BG MAP pairs business clients with student consultants who suggest innovative strategies for increased revenue, marketing and operational efficiencies, growth trajectory predictions, and more. Each student team works with a mentor — someone who has experience in the business world and guides the project through its various phases.

The goal of the program is twofold: positively contribute to regional economic development while providing educational opportunities for students.

“The collaborative team environment encourages innovation and provides unique solutions for each client we work with,” said Kerby Boschee, senior manager for experiential learning and community engagement, who oversees BG MAP at WSU Vancouver. “Approximately 165,000 hours of pro bono consulting services have positively impacted our local communities, driving economic growth and development in our region and across the state.”

An estimated $17 million in new revenues has fueled the region’s economy since the program’s inception.

Recommendations lead to success

Recently, two food-related businesses reported tangible gains after working with BG MAP students.

In 2023, BG MAP students helped Zach Hein with marketing challenges for his company, Range Meal Bars. The BG MAP team recommended several solutions including contracting with a third-party to facilitate order fulfillment, reducing website load speed, and implementing an email onboarding sequence that nearly doubled customer orders. The team also recommended Hein invest in events and high-quality marketing materials to boost overall market awareness. Upon receiving this advice, Hein developed a YouTube and theater documentary on local climber Andrew Okerlund, the youngest and second fastest climber to summit all of Washington’s 100 tallest peaks in a single season.

In another case, BG MAP students worked with Dee Chow and Laramie Dorris, owners of Small Eats, a Taiwanese breakfast and street food stall in Vancouver’s Farmer’s Market. Chow and Dorris wanted to increase market visibility, customer reach, sales, and revenue.

Students suggested adding a large sign above the Small Eats stall at the market, which increased new customers by 5% and revenue by more than 10% in a few months. The team also recommended selling branded shirts, displaying higher-quality pictures of menu items, and opening a pop-up shop at a storefront in downtown Vancouver. The new space allows Chow and Dorris to be more creative and share more of their Taiwanese flavors with the community.

“The team gave us long-range solutions we could act on immediately and a roadmap for additional solutions down the road,” Chow said.
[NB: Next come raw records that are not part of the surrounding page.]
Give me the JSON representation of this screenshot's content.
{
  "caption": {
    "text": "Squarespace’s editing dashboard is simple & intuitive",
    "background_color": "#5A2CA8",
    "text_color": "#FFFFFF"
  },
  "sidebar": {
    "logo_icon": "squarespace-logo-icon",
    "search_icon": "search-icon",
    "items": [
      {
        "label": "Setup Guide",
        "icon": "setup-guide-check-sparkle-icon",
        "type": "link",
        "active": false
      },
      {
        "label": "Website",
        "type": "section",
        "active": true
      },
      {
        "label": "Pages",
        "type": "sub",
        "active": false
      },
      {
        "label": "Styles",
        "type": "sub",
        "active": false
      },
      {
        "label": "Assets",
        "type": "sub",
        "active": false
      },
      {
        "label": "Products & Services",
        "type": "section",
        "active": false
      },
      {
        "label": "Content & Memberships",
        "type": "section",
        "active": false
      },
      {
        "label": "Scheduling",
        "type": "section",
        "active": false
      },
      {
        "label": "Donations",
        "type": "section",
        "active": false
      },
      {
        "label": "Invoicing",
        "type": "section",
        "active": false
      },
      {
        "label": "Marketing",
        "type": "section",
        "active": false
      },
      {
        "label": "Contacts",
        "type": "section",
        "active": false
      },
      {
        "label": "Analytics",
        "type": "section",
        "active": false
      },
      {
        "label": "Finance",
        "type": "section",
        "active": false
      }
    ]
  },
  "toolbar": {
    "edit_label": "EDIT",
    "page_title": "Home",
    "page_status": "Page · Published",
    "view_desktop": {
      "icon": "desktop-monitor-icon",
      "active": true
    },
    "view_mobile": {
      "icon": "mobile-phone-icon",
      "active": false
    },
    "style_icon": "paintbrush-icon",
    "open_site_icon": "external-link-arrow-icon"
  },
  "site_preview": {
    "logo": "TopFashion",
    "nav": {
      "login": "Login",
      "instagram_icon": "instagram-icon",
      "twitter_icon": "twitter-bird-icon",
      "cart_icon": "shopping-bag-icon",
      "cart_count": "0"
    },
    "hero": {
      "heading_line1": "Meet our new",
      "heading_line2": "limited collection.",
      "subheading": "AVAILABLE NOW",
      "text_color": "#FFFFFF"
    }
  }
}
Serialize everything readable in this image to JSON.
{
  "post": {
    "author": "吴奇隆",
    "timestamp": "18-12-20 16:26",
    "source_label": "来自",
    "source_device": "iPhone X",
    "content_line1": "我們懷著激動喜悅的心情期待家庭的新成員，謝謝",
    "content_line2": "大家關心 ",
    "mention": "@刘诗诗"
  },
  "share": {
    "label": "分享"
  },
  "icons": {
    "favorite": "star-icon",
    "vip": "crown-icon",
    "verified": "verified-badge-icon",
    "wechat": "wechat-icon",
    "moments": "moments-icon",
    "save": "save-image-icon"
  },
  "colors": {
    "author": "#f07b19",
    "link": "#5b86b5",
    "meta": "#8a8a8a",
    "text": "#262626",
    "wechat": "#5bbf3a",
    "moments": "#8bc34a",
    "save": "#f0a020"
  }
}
Chow and Dorris standing under a Small Eats banner hanging outside their storefront.
Dee Chow and Laramie Dorris, owners of Small Eats, a Taiwanese breakfast and street food stall in Vancouver’s Farmer’s Market. BG MAP students gave the couple long-range solutions they could act on immediately and a roadmap for future solutions.

100% implementation

At the end of each program cycle, clients complete a survey about their experience and how likely they are to implement the student consultancy teams’ solutions. A one-year follow up survey allows the program to check in with clients about how things have been going in the year since they participated in the program, Boschee says.

Of the responses received in fall 2023 from client participants, 100% reported they implemented the solutions suggested by the student teams.

“According to WSU’s Office of Institutional Research, 95% of WSU Vancouver alumni remain in the area after graduation,” Boschee said. “By giving our graduates experiential learning opportunities, we are ensuring they are well equipped to address complex business challenges when they enter the job market, whether in southwest Washington or elsewhere in the world.”